Si son engagement féministe n’est plus à prouver, il l’est avec les poings. Les mots sonnent chez elle comme de sanglants uppercuts, laissant parfois le goût d’un baiser amer sur les lèvres.

C’est ce que j’ai ressenti à la découverte de son essai « King Kong Théorie » : une profusion de coups dans la figure qui me disait : réveille-toi !


Pourtant la toute première fois que j’ai été confrontée à cette oeuvre, c’était il y a plus de dix ans dans les rues du quartier de la goute d’or, à Paris, et l’approche fut plutôt festive et joyeuse.

Il y avait une performance de comédiennes qui déclamaient le texte dans un mégaphone, vêtues de façon très voyante et accompagnés d’un gorille…

J’avais été attirée par le spectacle, puis petit à petit intriguée par le texte. Peu de temps après, j’avais acheté le livre et je l’avais lu, puis relu, puis re-re lu…


Avec son essai Virginie Despentes déconstruit les clichés de la femme belle, parfaite, gentille et docile. Elle devient un corps et une voix qui s’exprime sur sa condition de femme dans la société moderne, celle que l’auteure connait. La jolie poupée lisse des magazines, qui sourit sur demande et pense ce qu’on lui a inculqué de penser, disparait peu à peu face à la crasse et la puanteur de la rue. Dans cette essai l’auteure parle de façon cash sur son parcours : viol, prostitution, alcool, pornographie…tout y passe. La révolte gronde et casse la gueule à la bienséance « Je suis furieuse contre une société qui m'a éduquée sans jamais m'apprendre à blesser un homme s'il m'écarte les cuisses de force, alors que cette même société m'a inculqué l'idée que c'était un crime dont je ne devais jamais me remettre.» C’est surtout, comme elle le dit elle-même, qu’elle a « une chatte en travers de la gueule » le plus gros problème. Avec le succès de ces romans, tout le monde se permet de lui dire ce qu’elle doit ou ne doit pas faire, comment s’habiller, penser, se comporter…
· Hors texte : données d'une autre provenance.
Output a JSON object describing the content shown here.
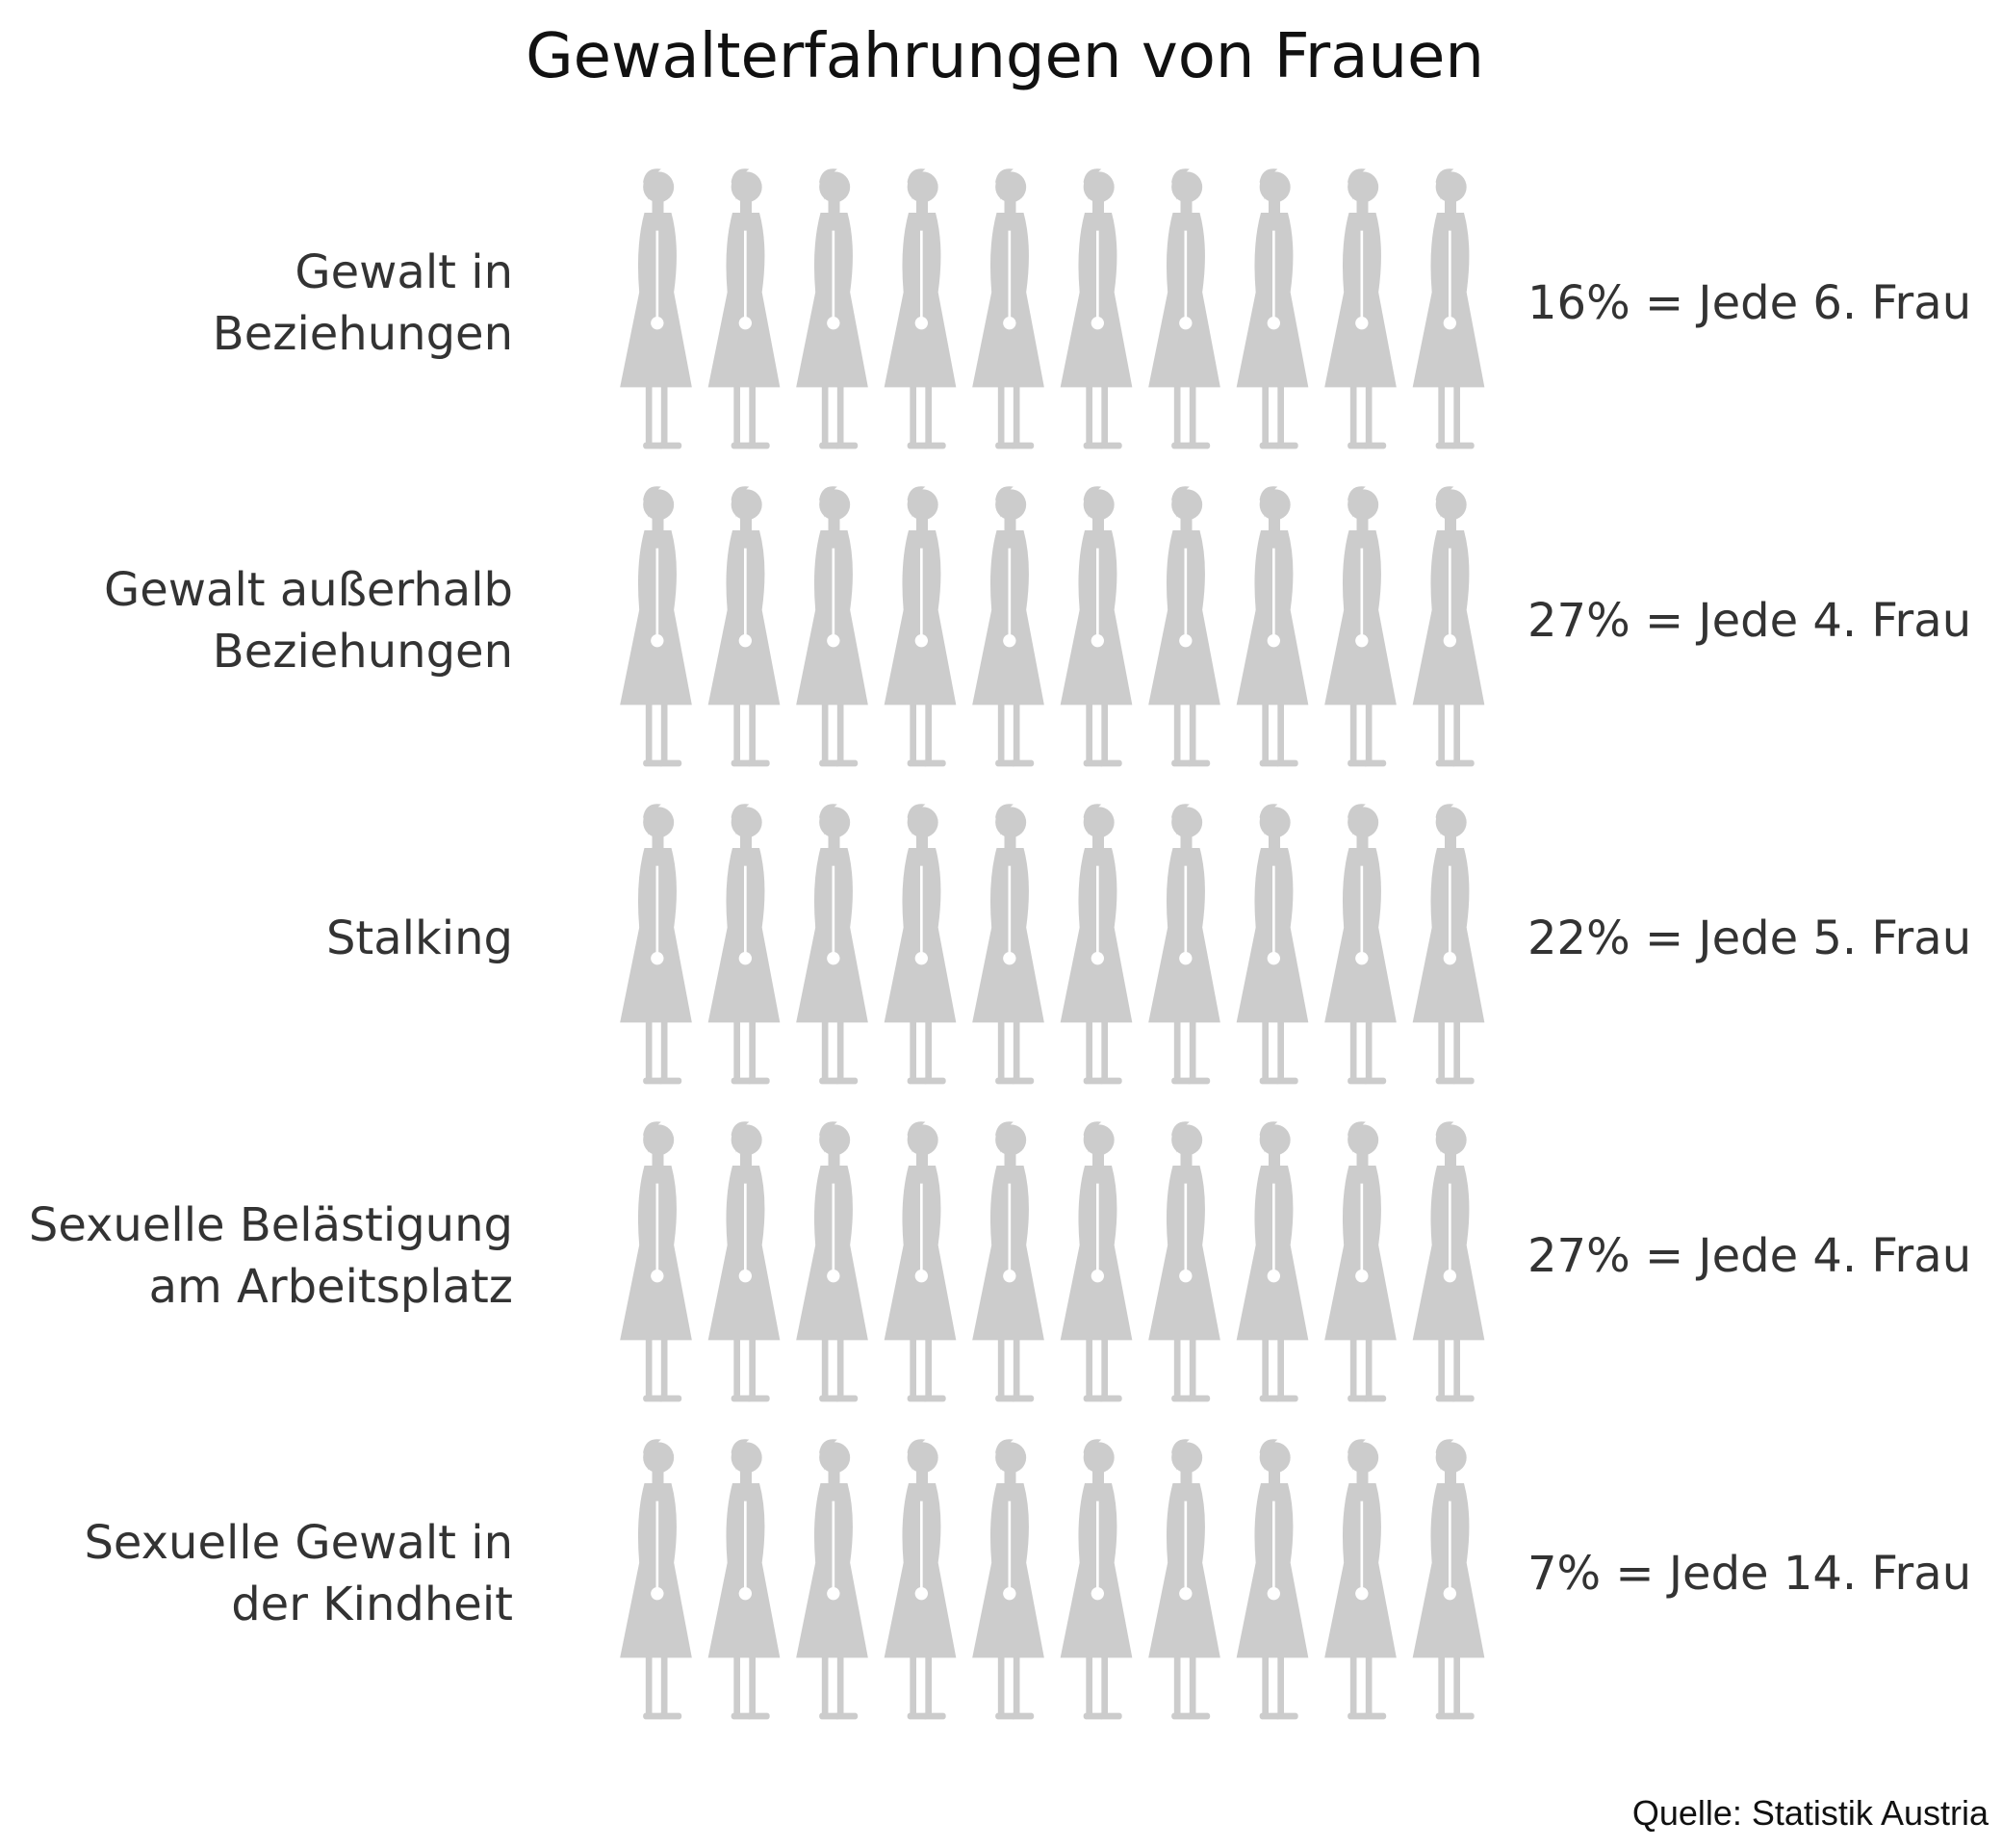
{
  "chart_data": {
    "type": "pictogram",
    "title": "Gewalterfahrungen von Frauen",
    "categories": [
      [
        "Gewalt in",
        "Beziehungen"
      ],
      [
        "Gewalt außerhalb",
        "Beziehungen"
      ],
      [
        "Stalking"
      ],
      [
        "Sexuelle Belästigung",
        "am Arbeitsplatz"
      ],
      [
        "Sexuelle Gewalt in",
        "der Kindheit"
      ]
    ],
    "values": [
      16,
      27,
      22,
      27,
      7
    ],
    "value_labels": [
      "16% = Jede 6. Frau",
      "27% = Jede 4. Frau",
      "22% = Jede 5. Frau",
      "27% = Jede 4. Frau",
      "7% = Jede 14. Frau"
    ],
    "xlim": [
      0,
      100
    ],
    "color": "#a8433a",
    "empty_color": "#cccccc",
    "source": "Quelle: Statistik Austria"
  }
}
« Ecrire, c'est s'autoriser à prendre la parole à visage découvert » disait-elle dans cette même interview de Télérama. C’est ce qu’elle fera toujours, sans concession. C’est ce qui fera son succès et ce qui déchainera les foules.


Avec « King Kong Théorie », elle va donner un souffle nouveau au féminisme et à ses combats. Elle aborde la prostitution et la pornographie de façon crue et direct, en s’autorisant à faire sauter tous les tabous. En parlant de son propre viol elle finira par ces quelques mots : « Liquider l’évènement, le vider, l’épuiser. Impossible. Il est fondateur. De ce que je suis en tant qu’écrivain, en tant que femme qui n’en est plus tout à fait une. C’est en même temps ce qui me défigure, et ce qui me constitue. »


En espérant que l’avenir nous soit plus douce et tranquille, il faudra continuer à se battre et à faire avec la société dans laquelle on vit.

Et si les coups que l’on prend, au sens propre comme au figuré, laissent des traces dans nos coeurs et nos âmes, ils n’en seront pas moins fondateurs pour les futurs combats que nous mènerons.

Tous les extraits cités sont tirés de « King Kong Théorie » de Virginie Despentes.